Sunday, December 22, 2013

Advent - Season of the King


O Rex Gentium, et desideratus earum,
lapisque angularis, qui facis utraque unum:
veni, et salva hominem,
quem de limo formasti.

O King of the nations, and their desire,
the cornerstone making both one:
Come and save the human race,
which you fashioned from clay.
O Antiphon, December 22

Reflection – So we return today to the theme of Christ as king, the king of the nations. What does this title add to what we have already prayed. We prayed to the Root of Jesse to establish his authority over the kings of the earth, and to the Key of David to set us free. What particular prayer, what hope do we bring to the King of the Nations?

It is to be made one. The nations go each their own way, and the world is ravaged still by violence and war. Even when there is a measure of peace, there is little trust, little sense of the brotherhood of man under the fatherhood of God.

The English don’t like the French. The French don’t like the Americans. The Americans don’t like the Russians. The Russians don’t like the Chinese. I won’t here go anywhere near the mare’s nest which is the Middle East, or the terrible conflicts that rack the various nations of Africa. If Canada is largely ‘liked’ it is because Canada is too small and insignificant to pose any great threat to anyone. We can be ignored.

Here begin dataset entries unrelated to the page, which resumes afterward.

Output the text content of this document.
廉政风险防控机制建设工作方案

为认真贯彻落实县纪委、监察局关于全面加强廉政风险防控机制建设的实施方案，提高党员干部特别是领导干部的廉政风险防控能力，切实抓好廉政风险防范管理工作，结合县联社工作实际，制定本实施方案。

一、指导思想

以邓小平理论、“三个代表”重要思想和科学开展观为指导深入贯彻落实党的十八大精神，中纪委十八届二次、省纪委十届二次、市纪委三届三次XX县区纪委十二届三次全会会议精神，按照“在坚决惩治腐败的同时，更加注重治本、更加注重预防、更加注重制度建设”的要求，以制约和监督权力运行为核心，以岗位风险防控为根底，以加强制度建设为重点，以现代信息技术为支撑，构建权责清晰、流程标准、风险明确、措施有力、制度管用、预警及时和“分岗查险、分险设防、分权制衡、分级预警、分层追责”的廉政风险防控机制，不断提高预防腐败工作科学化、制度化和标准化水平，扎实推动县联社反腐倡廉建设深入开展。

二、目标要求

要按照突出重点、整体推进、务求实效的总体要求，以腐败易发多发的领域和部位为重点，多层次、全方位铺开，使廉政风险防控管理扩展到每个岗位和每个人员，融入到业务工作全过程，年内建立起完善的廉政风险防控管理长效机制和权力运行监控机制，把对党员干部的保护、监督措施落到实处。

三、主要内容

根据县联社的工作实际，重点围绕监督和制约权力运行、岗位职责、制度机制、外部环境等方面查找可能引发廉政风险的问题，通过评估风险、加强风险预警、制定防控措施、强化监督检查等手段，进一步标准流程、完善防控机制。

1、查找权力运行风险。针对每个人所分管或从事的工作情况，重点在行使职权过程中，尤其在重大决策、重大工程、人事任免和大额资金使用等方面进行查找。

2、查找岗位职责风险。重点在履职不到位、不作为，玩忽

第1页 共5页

O King of the Nations, indeed. Do we even want to be one? It seems that for a great part of mankind, it is still the better course to hunker down in our little tribal allegiances and despise everyone else. This happens between nations, and within nations it happens along political, ethnic, socio-economic and (yes) religious fault lines.

The right despises the left. The left despises the right. Rich and poor continue to be the great two solitudes living radically different lives within the same city bounds. Racial, ethnic, and religious tensions ran high in 2013 in many places. People have died because of their tribal identification, religion, race. The unity of the human race, the coming together of all people as one, has taken quite a beating in 2013.

O King of the Nations, come. It is my firm belief that Jesus Christ, and only Jesus Christ, has the grace we need to overcome the terrible wounds of division, suspicion, hatred that constantly threaten to overwhelm the human race. I do realize that, to those who do not believe in Jesus, that sounds like just one more divisive statement. Jesus can become just one more fault line separating brother from brother.

I realize it must seem that way to a non-Christian. But I believe, nonetheless, that there is power in the Name and in the Person of Christ that is the healing of the nations and can effect the reconciliation and peace we so need. I even go so far as to believe firmly that this reconciliation and peace happens as we are all brought into the one communion of the Catholic Church. I know it is politically incorrect and perhaps offensive to say so, but that is my firm conviction—God wishes to make us all one by drawing us to His Son Jesus and thus into the Church he founded.

What is really needed here is a new creation. That is why we pray for the King to save the human race which He fashioned from clay in the beginning. In the beginning, there was no division. In the beginning, we were just ‘man’, not white, black, brown, left, right, and so forth. In the beginning, God created the human person, and He made us to be one family, a true brotherhood of man under the fatherhood of God.

This was lost by our rejection of that fatherhood, and from Cain and Abel down to today’s headlines of bloodshed, we’ve been killing each other and breaking the family of man ever since. We need a new creation.

I believe that this is what Jesus alone offers to us. And this is why we must continue to proclaim the Gospel of Christ, even if we are accused of being divisive, intolerant, exclusive, obnoxious. The King of the Nations is our only hope, and so we simply must continue to preach His Gospel.

Of course these O Antiphons make it clear to us that ultimately Jesus Himself has to come and save us. We can work for peace—we must do this—and strive to love our neighbors and reach out to heal the wounds of history and the wounds our own sins have caused. Yes, always. But ultimately the healing of the nations and the unity of the human race will come only when the King comes on the clouds of heaven.

It is prayer and longing, not social action and charity, that will ultimately bring the human race the peace and the unity we need so badly. And that is the whole substance of our Advent prayer: Come Lord Jesus, for we need you so very badly. Amen.